At the same time: I’m easily overwhelmed. Thinking about the reality without using metaphor is more complicated, more lonely, more sad. I sometimes catch myself feeling a little jealous of my friends who married young, who stayed in their small-town grocery stores. They seem to have figured something out in a way that I can’t, or won’t. I read those statistics, the ones in those articles that always have headlines like COLLEGE-EDUCATED WOMEN MORE LIKELY TO DIE IN FREAK SHARKNADO FIRE THAN MARRY AFTER AGE THIRTY-FIVE, and they wear on my soul in a way that I’m not totally comfortable admitting.

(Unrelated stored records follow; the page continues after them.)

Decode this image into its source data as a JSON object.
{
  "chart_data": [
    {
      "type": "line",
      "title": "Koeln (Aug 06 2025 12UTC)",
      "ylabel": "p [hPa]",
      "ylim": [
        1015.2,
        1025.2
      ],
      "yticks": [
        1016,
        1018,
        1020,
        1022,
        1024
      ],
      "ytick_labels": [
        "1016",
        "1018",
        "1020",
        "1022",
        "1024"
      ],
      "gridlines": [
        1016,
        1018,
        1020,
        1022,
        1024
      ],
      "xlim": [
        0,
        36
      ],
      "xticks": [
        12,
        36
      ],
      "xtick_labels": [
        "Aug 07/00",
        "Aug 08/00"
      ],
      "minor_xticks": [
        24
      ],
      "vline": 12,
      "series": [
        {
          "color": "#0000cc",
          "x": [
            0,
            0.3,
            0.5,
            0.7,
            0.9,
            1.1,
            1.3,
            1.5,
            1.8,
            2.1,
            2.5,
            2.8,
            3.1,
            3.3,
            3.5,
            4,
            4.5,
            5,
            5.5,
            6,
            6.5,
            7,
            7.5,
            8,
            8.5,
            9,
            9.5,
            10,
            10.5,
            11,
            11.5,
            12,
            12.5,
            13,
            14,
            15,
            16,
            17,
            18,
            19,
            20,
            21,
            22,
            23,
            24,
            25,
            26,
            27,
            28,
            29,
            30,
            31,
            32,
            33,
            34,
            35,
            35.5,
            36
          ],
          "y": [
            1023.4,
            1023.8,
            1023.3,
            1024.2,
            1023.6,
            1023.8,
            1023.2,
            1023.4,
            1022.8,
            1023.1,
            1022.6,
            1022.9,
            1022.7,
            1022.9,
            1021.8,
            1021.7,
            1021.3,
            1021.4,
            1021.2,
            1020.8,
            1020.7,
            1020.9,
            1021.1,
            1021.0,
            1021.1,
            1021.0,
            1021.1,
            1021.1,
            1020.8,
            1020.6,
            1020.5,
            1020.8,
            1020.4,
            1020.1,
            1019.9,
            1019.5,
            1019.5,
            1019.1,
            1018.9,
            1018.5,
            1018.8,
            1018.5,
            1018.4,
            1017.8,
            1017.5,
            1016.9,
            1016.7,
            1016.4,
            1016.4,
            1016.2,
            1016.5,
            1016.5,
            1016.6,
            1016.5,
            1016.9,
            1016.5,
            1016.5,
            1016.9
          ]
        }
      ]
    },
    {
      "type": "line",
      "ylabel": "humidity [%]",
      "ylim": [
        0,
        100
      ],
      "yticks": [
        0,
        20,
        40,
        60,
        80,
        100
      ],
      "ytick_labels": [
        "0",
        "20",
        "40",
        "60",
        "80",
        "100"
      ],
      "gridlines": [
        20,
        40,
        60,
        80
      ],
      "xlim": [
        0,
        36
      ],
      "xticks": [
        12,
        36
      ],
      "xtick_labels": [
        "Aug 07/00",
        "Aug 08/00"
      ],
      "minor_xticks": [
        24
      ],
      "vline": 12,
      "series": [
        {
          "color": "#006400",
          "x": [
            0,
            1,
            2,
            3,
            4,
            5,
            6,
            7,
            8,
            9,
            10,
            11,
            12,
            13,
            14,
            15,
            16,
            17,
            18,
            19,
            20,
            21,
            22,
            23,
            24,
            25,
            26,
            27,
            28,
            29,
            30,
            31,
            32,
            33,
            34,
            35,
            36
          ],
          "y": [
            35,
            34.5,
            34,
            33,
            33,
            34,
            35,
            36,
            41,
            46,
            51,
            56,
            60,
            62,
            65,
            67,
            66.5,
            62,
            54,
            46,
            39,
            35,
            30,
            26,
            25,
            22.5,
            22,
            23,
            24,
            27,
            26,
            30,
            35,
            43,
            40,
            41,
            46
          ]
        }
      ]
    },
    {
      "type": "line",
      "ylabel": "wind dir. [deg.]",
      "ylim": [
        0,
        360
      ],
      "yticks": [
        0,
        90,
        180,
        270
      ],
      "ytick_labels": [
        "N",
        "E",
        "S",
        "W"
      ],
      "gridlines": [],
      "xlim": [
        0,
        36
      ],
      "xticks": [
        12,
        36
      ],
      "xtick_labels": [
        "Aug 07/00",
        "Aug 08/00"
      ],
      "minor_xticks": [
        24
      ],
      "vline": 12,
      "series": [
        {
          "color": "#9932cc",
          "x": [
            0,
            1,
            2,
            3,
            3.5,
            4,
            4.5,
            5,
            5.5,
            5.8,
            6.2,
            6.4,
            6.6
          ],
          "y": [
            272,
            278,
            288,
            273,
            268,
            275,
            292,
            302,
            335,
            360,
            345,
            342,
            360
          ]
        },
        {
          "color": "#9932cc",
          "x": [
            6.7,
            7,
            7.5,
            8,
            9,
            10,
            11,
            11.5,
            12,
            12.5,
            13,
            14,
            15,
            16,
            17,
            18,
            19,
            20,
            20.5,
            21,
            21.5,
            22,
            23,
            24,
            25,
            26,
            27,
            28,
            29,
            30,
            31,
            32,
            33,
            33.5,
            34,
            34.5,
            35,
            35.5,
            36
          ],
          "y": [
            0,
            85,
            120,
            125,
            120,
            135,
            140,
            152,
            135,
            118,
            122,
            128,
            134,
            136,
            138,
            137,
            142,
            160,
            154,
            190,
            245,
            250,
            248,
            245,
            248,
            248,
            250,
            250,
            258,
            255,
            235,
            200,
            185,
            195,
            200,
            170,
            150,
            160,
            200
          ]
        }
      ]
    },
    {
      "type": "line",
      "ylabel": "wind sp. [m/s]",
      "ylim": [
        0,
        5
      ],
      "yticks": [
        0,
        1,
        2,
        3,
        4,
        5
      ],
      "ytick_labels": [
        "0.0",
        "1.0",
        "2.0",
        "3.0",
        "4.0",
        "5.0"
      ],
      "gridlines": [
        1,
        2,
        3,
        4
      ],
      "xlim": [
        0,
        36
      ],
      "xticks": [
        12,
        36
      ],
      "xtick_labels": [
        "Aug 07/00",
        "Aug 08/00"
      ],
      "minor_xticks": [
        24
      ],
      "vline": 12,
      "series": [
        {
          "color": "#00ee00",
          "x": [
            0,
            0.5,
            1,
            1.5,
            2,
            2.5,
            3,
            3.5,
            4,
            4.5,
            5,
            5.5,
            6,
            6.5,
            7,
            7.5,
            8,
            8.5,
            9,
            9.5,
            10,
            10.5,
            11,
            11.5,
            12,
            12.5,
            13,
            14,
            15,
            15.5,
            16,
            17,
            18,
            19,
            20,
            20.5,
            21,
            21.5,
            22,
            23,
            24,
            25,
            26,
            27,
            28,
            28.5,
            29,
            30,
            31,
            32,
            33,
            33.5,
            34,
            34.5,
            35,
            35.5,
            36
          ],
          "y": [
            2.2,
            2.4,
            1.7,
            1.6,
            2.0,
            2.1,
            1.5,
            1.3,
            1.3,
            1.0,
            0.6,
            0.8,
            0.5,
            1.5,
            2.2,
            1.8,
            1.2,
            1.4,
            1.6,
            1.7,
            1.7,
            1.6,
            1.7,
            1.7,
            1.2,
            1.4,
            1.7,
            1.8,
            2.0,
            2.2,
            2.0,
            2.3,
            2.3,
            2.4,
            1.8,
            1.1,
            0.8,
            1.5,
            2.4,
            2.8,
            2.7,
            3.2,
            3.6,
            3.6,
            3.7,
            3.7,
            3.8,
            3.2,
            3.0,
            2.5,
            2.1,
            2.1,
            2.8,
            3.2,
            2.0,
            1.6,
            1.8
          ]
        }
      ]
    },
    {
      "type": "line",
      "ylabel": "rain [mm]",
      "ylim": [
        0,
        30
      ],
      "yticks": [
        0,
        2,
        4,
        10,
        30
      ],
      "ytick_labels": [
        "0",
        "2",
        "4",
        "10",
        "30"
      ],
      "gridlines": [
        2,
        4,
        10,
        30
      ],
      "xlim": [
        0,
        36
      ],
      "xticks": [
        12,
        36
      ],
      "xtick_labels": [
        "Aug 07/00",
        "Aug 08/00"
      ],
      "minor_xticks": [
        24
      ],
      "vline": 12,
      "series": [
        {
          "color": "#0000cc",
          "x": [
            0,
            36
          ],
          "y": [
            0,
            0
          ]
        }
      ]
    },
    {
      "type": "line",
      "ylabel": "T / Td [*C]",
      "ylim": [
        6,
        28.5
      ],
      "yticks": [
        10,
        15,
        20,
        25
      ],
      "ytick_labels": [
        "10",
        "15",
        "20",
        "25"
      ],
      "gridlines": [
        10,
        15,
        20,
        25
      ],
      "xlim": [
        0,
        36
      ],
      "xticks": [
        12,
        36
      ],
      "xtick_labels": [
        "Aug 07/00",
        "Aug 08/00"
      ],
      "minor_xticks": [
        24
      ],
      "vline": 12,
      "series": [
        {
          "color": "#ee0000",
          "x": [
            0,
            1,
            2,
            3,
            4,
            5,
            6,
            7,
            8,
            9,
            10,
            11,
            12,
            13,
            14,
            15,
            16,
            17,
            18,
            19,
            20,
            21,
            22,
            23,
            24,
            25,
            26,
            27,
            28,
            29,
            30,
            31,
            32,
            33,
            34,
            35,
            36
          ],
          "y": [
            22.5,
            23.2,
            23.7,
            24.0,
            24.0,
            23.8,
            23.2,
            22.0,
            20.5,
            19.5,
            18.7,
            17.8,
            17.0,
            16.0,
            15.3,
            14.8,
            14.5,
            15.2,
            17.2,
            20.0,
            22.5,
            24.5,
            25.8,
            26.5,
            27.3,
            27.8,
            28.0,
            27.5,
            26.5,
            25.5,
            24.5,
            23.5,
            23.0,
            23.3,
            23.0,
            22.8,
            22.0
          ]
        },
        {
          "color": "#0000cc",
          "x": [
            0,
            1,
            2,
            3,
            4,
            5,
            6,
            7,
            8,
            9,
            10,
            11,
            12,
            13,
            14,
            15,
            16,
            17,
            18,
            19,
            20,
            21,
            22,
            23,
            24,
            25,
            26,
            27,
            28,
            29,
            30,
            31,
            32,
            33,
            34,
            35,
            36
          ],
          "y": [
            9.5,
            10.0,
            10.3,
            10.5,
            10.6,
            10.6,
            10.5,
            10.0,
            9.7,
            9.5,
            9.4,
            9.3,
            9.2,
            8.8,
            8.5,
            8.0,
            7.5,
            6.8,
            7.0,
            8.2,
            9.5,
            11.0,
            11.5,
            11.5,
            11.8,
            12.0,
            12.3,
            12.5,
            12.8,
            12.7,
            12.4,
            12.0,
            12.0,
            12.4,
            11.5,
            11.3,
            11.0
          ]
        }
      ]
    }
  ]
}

The worst part of all of this is, I mostly love my life as a single lady. I really don’t have too many complaints. Unlike our theoretical single-gal example from earlier, the one with six options and a horse: I am afforded the benefits of freedom of speech and religion and the right to vote and wear pants and take birth control and get a job and serve in the military. I realize that this complaint might seem incredibly petty. Woe is me! I have too many choices! There are simply too many things to do in this vast and incredible world! I have a job that I love! I surround myself with other single friends who are creative, fun and supportive people! I have dated some extremely smart, talented men, and I’m so glad I didn’t have to marry them, because they were totally wrong for me! I get to have the bed to myself every night and no one will care if I eat grilled cheese in it! Poor, poor, single, lonely me, unabashedly living a terrific life!
And yet, sometimes, you sit back, and the bed seems kinda empty, and you really just want some fucking jam.
And I don’t really have a good answer for that.
Except, I guess, to take a deep breath. To remember that grocery shopping is not a race. And to remember that even though it sucks and it scares me, I have to keep walking back into that store.